When enabled, ferryllm exposes Prometheus-style counters at `/metrics`:

```text
ferryllm_requests_total
ferryllm_requests_ok_total
ferryllm_requests_error_total
ferryllm_upstream_errors_total
```

## Provider Resilience


Non-streaming upstream requests can be retried with exponential backoff:

```toml
[server]
retry_attempts = 2
retry_backoff_ms = 100
circuit_breaker_failures = 5
circuit_breaker_cooldown_secs = 30
```

`retry_attempts` is the number of retries after the first attempt. The default is `0`, which preserves fail-fast behavior. Streaming requests are not retried because ferryllm may already have started sending tokens to the client.
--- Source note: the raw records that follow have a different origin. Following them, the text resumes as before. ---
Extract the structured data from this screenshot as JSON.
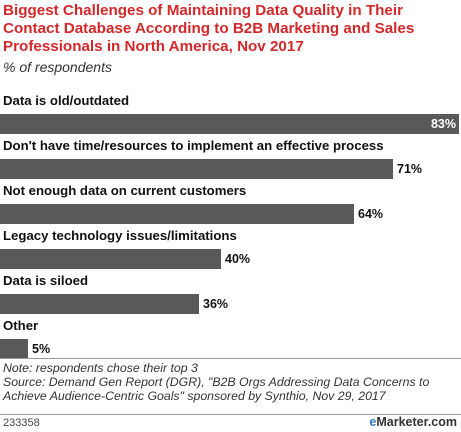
{
  "title": "Biggest Challenges of Maintaining Data Quality in Their Contact Database According to B2B Marketing and Sales Professionals in North America, Nov 2017",
  "subtitle": "% of respondents",
  "chart_data": {
    "type": "bar",
    "orientation": "horizontal",
    "title": "Biggest Challenges of Maintaining Data Quality in Their Contact Database According to B2B Marketing and Sales Professionals in North America, Nov 2017",
    "subtitle": "% of respondents",
    "categories": [
      "Data is old/outdated",
      "Don't have time/resources to implement an effective process",
      "Not enough data on current customers",
      "Legacy technology issues/limitations",
      "Data is siloed",
      "Other"
    ],
    "values": [
      83,
      71,
      64,
      40,
      36,
      5
    ],
    "value_labels": [
      "83%",
      "71%",
      "64%",
      "40%",
      "36%",
      "5%"
    ],
    "xlim": [
      0,
      83
    ],
    "grid": false,
    "bar_color": "#595959"
  },
  "notes": {
    "line1": "Note: respondents chose their top 3",
    "line2": "Source: Demand Gen Report (DGR), \"B2B Orgs Addressing Data Concerns to Achieve Audience-Centric Goals\" sponsored by Synthio, Nov 29, 2017"
  },
  "footer": {
    "id": "233358",
    "brand_prefix": "e",
    "brand_name": "Marketer",
    "brand_suffix": ".com"
  },
  "colors": {
    "title": "#d4282a",
    "bar": "#595959",
    "brand_accent": "#2b7bbf"
  }
}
When `circuit_breaker_failures` is set, ferryllm tracks consecutive failures per provider. Once the threshold is reached, that provider is short-circuited until `circuit_breaker_cooldown_secs` has elapsed. Fallback providers can still be tried while the primary provider circuit is open.

## Validation Rules


The server should fail fast during startup when:

- A provider referenced by a route does not exist.
- A provider secret environment variable is missing.
- Two providers have the same name.
- A route has neither a provider nor a strategy.
- A timeout, body size, or weight value is invalid.

## Security Notes


- Never commit real API keys.
- Prefer `api_key_env` over inline `api_key`.
- Redact authorization headers in logs.
- Redact request bodies by default.
- Log model names, provider names, status codes, and latency instead of full prompts.